June 08, 2011, 7:26 PM — While debate rages on over the value of nonrelational, or NoSQL, databases, two case studies presented at a New York conference this week point to the benefits of using the MongoDB non-SQL data store instead of a standard relational database.
Representatives from both The New York Times and social networking service Foursquare, speaking at the MongoNYC conference held Wednesday in New York, explained why they used MongoDB. They praised MongoDB's ability to scale up and ingest lots of data, as well as its ease of reconfiguration.
"SQL databases have grown into these weird monstrosities. They don't really map to the problems you actually have, so you try to work around their warts," said Harry Heymann, the Foursquare engineer who oversees the company's servers, during his presentation. "MongoDB is a practical database for problems that engineers in the real world have.
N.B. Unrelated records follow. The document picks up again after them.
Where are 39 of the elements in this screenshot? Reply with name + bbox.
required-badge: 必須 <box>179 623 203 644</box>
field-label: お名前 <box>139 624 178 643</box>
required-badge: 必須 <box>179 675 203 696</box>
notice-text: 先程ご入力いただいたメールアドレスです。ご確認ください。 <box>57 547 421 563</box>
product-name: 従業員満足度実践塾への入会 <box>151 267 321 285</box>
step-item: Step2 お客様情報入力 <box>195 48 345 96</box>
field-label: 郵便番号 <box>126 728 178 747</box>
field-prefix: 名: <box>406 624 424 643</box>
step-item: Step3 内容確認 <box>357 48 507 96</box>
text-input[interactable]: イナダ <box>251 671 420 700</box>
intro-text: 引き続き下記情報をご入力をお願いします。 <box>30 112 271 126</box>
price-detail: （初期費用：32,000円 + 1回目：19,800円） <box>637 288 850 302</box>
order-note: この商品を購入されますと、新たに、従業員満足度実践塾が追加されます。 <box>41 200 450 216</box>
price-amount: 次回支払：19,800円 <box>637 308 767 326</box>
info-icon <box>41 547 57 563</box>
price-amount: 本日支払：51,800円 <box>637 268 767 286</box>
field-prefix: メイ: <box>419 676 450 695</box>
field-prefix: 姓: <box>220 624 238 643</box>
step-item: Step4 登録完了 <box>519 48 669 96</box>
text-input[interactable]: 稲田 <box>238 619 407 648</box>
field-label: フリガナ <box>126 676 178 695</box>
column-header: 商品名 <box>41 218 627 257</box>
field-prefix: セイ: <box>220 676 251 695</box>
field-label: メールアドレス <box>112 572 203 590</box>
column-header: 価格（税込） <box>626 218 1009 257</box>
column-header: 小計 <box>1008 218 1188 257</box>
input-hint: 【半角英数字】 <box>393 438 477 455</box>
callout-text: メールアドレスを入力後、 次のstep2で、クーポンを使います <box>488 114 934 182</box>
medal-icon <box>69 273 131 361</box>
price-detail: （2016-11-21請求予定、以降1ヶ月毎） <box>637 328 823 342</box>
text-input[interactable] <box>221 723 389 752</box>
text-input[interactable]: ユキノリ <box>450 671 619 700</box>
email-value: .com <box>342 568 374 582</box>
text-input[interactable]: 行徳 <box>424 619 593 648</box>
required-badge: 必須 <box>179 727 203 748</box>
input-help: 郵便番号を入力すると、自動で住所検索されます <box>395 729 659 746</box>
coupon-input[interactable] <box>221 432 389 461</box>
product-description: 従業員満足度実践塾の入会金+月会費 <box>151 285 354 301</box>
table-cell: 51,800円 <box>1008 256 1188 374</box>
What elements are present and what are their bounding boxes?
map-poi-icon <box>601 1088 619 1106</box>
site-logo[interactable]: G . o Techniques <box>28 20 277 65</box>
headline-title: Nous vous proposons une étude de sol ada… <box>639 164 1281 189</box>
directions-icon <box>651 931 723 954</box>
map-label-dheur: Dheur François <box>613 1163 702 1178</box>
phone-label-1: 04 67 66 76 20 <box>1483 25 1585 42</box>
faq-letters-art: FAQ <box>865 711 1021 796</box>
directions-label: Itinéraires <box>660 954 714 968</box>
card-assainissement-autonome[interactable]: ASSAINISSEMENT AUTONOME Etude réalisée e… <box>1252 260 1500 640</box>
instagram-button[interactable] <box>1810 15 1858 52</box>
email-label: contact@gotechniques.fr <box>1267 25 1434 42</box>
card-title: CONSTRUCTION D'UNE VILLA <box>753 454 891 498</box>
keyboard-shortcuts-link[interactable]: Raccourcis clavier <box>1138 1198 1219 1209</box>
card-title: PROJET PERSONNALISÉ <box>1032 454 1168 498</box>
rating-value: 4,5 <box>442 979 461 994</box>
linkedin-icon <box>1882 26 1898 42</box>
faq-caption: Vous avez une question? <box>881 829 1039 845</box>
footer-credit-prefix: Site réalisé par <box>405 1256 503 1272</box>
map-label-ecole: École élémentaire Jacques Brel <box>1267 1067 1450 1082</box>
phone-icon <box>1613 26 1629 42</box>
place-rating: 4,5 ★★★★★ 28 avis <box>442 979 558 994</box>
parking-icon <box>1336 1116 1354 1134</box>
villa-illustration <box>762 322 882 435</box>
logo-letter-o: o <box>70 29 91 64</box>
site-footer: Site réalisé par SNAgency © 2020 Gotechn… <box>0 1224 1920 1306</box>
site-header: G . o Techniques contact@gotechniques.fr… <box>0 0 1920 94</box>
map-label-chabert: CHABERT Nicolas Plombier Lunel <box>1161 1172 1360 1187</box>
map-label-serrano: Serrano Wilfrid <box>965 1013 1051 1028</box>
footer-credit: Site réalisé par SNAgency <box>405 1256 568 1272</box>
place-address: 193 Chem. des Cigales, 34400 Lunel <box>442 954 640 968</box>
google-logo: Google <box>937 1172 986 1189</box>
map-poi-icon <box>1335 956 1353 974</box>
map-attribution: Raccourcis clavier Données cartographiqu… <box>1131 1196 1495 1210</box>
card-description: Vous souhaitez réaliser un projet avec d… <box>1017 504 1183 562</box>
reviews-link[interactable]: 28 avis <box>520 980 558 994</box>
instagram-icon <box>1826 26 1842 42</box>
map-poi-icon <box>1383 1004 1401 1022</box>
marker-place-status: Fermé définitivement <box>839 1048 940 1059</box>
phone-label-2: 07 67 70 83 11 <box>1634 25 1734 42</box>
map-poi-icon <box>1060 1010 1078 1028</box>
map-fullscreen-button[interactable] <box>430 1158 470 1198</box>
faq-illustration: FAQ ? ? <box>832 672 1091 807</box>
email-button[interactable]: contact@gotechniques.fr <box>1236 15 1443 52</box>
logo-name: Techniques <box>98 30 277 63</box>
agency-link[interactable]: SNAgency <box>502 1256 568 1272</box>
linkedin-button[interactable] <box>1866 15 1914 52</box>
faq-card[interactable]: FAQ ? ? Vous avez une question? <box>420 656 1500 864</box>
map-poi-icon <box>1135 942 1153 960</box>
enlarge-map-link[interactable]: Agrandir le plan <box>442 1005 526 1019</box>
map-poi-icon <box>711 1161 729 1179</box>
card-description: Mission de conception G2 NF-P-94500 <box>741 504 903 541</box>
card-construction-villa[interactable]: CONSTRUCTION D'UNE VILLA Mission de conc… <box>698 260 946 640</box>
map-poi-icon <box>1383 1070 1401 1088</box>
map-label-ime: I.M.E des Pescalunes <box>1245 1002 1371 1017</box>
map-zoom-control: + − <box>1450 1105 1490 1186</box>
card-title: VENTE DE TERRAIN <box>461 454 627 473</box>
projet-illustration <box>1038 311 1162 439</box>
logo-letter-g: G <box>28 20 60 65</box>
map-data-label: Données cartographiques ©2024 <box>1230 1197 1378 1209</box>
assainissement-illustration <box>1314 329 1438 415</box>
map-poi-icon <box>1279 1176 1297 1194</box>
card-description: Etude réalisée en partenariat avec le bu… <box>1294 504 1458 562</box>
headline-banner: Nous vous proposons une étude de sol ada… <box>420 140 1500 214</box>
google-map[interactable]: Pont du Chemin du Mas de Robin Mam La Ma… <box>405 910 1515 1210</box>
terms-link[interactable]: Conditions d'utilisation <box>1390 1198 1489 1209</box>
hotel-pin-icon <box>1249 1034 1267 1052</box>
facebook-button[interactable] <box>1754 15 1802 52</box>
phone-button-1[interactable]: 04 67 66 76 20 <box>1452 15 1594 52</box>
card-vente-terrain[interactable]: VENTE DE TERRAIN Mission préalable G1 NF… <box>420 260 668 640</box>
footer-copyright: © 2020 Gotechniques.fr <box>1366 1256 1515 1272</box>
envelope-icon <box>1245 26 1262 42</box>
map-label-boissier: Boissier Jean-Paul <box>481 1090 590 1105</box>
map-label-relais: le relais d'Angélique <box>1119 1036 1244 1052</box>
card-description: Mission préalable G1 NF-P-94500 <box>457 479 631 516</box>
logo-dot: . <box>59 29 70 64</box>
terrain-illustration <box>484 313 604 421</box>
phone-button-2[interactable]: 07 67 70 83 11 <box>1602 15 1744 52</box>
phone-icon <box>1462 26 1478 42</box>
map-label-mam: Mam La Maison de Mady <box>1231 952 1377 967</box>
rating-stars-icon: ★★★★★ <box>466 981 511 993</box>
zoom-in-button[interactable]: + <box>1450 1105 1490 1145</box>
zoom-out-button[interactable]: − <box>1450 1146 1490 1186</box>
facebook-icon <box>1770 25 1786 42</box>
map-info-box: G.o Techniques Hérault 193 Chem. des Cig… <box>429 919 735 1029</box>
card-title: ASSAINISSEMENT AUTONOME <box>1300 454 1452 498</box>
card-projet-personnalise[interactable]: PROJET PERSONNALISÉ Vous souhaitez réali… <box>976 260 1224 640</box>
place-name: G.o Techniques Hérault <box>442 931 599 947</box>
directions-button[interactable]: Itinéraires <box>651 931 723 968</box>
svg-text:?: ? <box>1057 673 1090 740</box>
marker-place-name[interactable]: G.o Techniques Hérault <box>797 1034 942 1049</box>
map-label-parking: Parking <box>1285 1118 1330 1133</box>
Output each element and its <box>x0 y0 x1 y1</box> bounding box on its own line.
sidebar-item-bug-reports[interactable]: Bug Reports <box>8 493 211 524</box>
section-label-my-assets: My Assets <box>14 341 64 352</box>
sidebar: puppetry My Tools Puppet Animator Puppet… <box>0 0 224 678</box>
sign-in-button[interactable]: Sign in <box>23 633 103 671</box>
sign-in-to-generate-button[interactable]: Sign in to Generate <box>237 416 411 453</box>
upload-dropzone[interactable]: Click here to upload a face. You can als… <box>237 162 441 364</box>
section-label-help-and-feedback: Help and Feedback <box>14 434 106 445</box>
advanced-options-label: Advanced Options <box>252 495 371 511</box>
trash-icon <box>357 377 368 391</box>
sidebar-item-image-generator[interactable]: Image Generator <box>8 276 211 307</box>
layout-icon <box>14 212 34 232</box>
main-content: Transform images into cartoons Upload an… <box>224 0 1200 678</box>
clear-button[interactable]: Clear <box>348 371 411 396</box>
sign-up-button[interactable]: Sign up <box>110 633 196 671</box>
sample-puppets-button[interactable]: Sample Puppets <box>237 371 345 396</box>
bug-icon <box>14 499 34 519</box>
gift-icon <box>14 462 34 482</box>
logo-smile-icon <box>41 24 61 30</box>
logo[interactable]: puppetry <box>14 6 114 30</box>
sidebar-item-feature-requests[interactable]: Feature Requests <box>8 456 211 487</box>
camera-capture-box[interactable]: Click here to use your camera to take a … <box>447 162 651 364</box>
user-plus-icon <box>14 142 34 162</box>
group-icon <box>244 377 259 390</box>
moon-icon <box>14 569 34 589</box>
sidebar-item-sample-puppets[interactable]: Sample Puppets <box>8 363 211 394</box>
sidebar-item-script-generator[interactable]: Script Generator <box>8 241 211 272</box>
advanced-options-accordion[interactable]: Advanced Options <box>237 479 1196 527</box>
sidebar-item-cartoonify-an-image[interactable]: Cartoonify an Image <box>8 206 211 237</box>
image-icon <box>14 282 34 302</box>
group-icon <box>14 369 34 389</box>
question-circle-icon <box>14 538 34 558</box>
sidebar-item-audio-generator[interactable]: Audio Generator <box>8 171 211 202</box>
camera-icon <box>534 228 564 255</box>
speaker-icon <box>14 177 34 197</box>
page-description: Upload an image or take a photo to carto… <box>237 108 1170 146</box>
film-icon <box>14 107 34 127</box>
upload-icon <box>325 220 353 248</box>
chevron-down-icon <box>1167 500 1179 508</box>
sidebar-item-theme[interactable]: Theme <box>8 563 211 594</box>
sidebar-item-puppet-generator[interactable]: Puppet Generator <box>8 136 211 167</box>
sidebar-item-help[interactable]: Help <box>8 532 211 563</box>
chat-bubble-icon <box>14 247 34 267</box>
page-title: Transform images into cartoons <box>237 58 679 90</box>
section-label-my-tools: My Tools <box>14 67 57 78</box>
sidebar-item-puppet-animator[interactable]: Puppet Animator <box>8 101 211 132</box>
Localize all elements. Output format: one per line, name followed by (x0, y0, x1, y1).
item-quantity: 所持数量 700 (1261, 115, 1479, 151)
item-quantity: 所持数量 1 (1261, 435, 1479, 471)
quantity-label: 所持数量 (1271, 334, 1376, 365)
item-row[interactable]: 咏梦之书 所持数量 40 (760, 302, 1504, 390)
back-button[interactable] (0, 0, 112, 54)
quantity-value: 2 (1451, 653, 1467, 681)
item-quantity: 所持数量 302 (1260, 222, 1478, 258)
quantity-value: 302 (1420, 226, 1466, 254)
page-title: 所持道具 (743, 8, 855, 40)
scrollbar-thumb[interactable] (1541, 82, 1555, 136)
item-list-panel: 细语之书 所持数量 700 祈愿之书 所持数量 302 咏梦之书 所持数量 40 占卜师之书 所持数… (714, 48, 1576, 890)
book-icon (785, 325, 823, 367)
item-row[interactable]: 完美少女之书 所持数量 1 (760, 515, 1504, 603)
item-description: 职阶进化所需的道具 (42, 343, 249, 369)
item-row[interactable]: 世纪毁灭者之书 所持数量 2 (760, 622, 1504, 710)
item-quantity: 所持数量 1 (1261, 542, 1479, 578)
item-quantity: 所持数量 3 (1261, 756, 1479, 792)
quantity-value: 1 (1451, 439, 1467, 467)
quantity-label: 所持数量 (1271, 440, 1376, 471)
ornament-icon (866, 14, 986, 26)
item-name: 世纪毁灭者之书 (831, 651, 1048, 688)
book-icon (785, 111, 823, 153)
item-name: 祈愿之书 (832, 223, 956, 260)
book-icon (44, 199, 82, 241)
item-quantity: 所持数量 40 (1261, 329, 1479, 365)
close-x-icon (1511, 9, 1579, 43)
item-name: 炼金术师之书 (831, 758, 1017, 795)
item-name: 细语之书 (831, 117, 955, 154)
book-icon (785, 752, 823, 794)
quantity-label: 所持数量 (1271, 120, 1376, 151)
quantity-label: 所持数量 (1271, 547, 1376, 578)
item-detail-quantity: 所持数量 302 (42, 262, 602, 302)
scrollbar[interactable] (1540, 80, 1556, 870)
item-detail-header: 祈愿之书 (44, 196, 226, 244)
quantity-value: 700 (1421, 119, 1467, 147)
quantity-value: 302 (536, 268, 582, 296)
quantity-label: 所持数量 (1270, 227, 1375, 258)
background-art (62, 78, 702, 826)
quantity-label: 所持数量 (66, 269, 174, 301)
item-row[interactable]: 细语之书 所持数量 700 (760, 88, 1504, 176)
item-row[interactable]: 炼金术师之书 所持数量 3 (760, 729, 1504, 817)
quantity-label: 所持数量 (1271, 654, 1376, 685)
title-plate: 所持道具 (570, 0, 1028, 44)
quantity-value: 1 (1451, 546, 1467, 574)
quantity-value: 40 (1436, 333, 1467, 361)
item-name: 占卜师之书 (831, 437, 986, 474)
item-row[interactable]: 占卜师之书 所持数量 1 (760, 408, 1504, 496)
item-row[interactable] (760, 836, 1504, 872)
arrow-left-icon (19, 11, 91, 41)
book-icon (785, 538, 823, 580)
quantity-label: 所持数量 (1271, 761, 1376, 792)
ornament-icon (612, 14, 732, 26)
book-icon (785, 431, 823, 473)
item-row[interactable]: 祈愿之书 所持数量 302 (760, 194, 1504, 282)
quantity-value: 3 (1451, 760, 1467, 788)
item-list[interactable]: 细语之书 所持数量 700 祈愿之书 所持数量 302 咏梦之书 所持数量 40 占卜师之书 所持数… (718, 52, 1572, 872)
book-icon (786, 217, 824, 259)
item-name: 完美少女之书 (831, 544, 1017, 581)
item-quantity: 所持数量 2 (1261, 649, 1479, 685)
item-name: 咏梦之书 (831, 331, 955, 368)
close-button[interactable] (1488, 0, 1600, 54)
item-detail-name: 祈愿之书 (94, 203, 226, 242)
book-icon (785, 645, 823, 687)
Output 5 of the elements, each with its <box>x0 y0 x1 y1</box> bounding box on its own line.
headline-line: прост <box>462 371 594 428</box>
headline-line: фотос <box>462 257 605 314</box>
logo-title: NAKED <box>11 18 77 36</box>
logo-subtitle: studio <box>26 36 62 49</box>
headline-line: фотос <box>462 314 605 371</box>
It was developed by people who built large-scale Web apps."
For The New York Times, MongoDB has been "awesome for flexible research and development," said Jake Porway, a New York Times data scientist, in his talk. Porway works for the news organization's research and development group, which looks at ways digital technology can enhance the presentation of news.
Porway also praised MongoDB's ability to ingest large amounts of data. "Mongo eats this data up," he said.
The New York Times used MongoDB, the open-source NoSQL data store developed by 10Gen, for its experimental Cascade data visualization tool.
Cascade visually demonstrates how links to New York Times stories get copied by multiple Twitter users, showing how messages get passed from one user to the next. "This was an exploratory tool that helps us understand how people share" information, Porway said.
Cascade depicts the number of people who pass a story link on to others, as well as how long it takes to pass this data around.
The New York Times posts 600 pieces of content every day, often putting links to those pieces of content on Twitter. Links to these stories get rebroadcast across Twitter an average of about 25,000 times a day, Porway said. The Cascade system saves all the Twitter messages, as well as the number of times each story link was forwarded and clicked on. All told, it produces about 100 GB of data each month.
"This allows us to [answer] questions that are really big, like what is the best time of day to tweet? What kinds of tweets get people involved? Is it more important for our automated feeds to tweet, or for our journalists?" Porway said.
The three-dimensional visualizations can show huge spikes in activities, which the user can then dig into to find more details, such as the actual messages.